The bookkeeper-accountant analogy only works if you accept that automation attacks the mechanical layer and leaves the cognitive layer intact. That is the assumption carrying much of the historical case against technological unemployment. AI represents a serious challenge to that assumption since it is the automation of cognitive work itself—an important distinction that many commentators who seek comfort in history consistently ignore.
Not only can AI build spreadsheet software, it can create spreadsheets, analyze data, and synthesize it to make decisions. That is not just automation of a single role, but an entire value chain. The junior analyst pulling the data, the mid-level analyst building the model, the senior analyst synthesizing the output, the VP making the call. AI is becoming a plausible replacement for all four, not just the first.
If AI can perform meaningful parts of the interpretive and synthetic work that was exclusively human territory, then the offsetting mechanisms economists rely on to refute the Luddite fallacy may prove weaker this time around. Not because history tells us nothing, but because the underlying thing we’re automating is different.

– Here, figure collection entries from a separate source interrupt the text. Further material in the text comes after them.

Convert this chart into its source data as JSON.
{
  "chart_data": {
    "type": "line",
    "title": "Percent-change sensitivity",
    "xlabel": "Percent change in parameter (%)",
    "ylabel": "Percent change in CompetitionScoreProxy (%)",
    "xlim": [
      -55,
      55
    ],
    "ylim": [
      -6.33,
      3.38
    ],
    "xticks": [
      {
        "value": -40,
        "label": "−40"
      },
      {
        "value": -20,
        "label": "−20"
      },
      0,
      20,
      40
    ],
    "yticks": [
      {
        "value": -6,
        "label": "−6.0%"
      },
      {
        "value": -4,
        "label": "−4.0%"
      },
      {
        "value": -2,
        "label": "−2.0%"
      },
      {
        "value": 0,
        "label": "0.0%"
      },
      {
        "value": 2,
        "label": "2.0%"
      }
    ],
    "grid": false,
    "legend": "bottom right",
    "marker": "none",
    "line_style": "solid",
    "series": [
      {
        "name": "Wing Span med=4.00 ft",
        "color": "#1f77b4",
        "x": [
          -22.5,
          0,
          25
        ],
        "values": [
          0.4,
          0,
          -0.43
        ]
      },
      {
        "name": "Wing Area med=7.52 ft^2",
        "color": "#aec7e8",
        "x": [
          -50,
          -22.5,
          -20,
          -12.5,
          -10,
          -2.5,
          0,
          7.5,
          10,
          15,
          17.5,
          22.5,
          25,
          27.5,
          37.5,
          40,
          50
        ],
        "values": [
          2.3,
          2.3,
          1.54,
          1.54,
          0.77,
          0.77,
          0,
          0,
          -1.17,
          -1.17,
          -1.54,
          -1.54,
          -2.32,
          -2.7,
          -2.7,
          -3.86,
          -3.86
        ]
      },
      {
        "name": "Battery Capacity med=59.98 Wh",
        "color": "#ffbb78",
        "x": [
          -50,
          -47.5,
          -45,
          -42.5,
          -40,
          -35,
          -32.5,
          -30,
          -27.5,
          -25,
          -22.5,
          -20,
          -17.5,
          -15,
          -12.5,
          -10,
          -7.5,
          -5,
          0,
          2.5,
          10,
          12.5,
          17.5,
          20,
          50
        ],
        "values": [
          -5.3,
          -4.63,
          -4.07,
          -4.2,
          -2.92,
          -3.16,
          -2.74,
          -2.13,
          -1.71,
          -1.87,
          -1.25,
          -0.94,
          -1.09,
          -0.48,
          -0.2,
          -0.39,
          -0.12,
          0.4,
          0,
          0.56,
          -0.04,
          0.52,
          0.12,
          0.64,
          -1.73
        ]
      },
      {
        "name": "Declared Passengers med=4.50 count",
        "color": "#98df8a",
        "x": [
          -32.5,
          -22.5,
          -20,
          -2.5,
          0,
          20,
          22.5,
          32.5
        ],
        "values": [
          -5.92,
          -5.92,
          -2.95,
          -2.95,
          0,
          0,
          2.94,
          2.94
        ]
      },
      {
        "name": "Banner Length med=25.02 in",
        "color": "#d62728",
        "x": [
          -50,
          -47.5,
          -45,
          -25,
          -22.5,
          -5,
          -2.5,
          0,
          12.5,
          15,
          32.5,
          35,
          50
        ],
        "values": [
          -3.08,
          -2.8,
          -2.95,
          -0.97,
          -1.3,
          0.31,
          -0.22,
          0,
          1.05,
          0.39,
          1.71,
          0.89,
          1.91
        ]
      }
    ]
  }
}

I’m not arguing that we will necessarily experience a “job apocalypse”—I actually think it’ll be slower and quieter than that. And, to briefly agree with Ip, I could see some professions demanding human service regardless of how capable AI becomes because people prefer to interact with other people. Where we differ is in the faith we have in the labour market to self-correct. That faith has been earned by two hundred years of history. The question is whether it survives contact with a technology that is, for the first time, attempting to automate knowledge-based work as we know it. Software engineering is simply the first industry where the tools have matured enough to make this visible.